= 1961 Six Hour Le Mans =

The 1961 Six Hour Le Mans was an endurance motor race for sports cars and sedans. The race was staged at the Caversham circuit in Western Australia on Monday, 5 June 1961. It was the seventh annual Six Hour Le Mans.

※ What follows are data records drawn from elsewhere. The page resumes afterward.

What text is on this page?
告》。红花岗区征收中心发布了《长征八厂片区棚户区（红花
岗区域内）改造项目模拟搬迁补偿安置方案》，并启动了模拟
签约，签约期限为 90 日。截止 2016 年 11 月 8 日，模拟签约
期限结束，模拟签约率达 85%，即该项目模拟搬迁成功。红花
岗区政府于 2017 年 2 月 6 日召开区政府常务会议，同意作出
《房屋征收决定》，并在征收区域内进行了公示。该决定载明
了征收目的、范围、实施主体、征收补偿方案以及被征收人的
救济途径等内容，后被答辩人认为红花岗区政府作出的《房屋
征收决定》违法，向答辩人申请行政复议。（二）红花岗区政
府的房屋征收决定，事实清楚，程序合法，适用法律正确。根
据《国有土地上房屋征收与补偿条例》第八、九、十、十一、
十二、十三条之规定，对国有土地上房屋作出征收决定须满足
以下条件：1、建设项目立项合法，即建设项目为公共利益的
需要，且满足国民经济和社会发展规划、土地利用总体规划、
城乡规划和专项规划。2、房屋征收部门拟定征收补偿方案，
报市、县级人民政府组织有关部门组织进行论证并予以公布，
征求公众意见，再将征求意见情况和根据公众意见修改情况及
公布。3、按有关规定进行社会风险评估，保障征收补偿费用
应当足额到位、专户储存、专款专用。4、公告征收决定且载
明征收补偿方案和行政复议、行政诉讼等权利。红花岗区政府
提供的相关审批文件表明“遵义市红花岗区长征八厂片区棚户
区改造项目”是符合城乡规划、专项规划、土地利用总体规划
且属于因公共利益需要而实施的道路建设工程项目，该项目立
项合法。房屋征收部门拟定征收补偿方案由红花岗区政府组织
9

The race was won by Ray Barfield driving an Aston Martin DB3S.

==Results==

| Position | Drivers | No. | Car | Entrant | Category | Cat. Pos. | Class | Class Pos. | Laps |
| 1 | Ray Barfield | 1 | Aston Martin DB3S |  | Sport Cars | 1st | Sport Cars Over 2601 cc | 1st | 187 |
| 2 | Bob McDowall | 3 | Triumph TR3A |  | Sport Cars | 2nd | Sport Cars 1601-2000 cc | 1st | 183 |
| 3 | Vic Johnson | 8 | Austin-Healey 100-4 |  | Sport Cars | 3rd |  |  | 173 |
| 4 | Wally Knox, B. McKay | 7 | Holden FX |  | Sedans | 1st | Sedans 2001-2600 cc | 1st | 171 |
| 5 | Dave Sadique, Ted Hanke | 17 | Simca Montlhéry |  | Sedans | 2nd | Sedans 1001-1300 cc | 1st | 169 |
| 6 | Nev McBeth, Gordon Bell | 27 | Austin-Healey Sprite |  | Sport Cars |  | Sport Cars 0 to 1,000 cc | 1st | 167 |
| 7 | John Glasson | 16 | Austin Lancer |  | Sedans | 3rd | Sedans 1301-1600 cc | 1st | 161 |
| 8 | Vin Smith, Peter Bond | 25 | Ford Anglia |  | Sedans |  | Sedans 851-1000 cc | 1st | 161 |
| 9 | Lloyd Trezise | 28 | Ford V8 |  | Sedans |  | Sedans Over 2601 cc | 1st | 158 |
| 10 | David McKay, Jack Wynhoff | 23 | Renault Gordini | Diesel Motors | Sedans |  | Sedans 0-850 cc | 1st | 158 |
| 11 | Roy Bolton | 12 | Standard Vanguard |  |  |  |  |  | 155 |
| 12 | L. Stevens, J. Ward | 26 | Ford Anglia |  |  |  |  |  | 153 |
| 13 | R. Swindells, R Flugge | 9 | Austin-Healey |  |  |  |  |  | 151 |
| 14 | Don Reimann, R. Bettridge | 24 | Ford Anglia |  |  |  |  |  | 139 |
| 15 | John Covich, A. M. Bone | 21 | Renault Dauphine |  |  |  |  |  | 117 |
| 16 | Max McCrackan, A. Keightley | 20 | Elfin Simca |  | Sport Cars |  | Sport Cars 1001-1600 cc | 1st | 93 |
| 17 | Lionel Beattie | 2 | Repco Holden Sports |  | Sport Cars |  | Sport Cars 2001-2600 cc | 1st | 50 |
| 18 | Bob Annear | 14 | Pegasis |  |  |  |  |  | 47 |
| DNF | K. Lang, R. E. Saunders | 15 | HRG |  |  |  |  |  |  |
| DNF | Bill Inwood, G. H. Shilkin | 19 | Simca |  |  |  |  |  |  |
| DNF | Stan Starcevich | 33 | Holden Sports |  |  |  |  |  | 153 |
| DNF | Wally Higgs, Noel Potts | 30 | NSU Prinz |  |  |  |  |  | 137 |
| DNF | Dave Sullivan | 4 | Holden |  |  |  |  |  | 64 |
| DNF | George Wakelin | 5 | Holden |  |  |  |  |  | 42 |
| DNF | Mike Tighe | 18 | Simca |  |  |  |  |  | 40 |
| DNF | H. Van Laanen | 10 | Austin-Healey |  |  |  |  |  | 3 |
| DNS | C. Reardon, Jack Ayers | 6 | Holden |  |  |  |  |  | - |
| DNS | Colin Metcher | 29 | Monza Healey |  |  |  |  |  | - |
| DNS | Jack Ayers, Mal Chapman | 31 | Austin-Healey 100-6 |  |  |  |  |  | - |
| DNS | Noel Aldous | 32 | Monza Healey |  |  |  |  |  | - |

The winning car covered a record 187 laps (385 miles / 620 km) despite the fact that it rained throughout the race.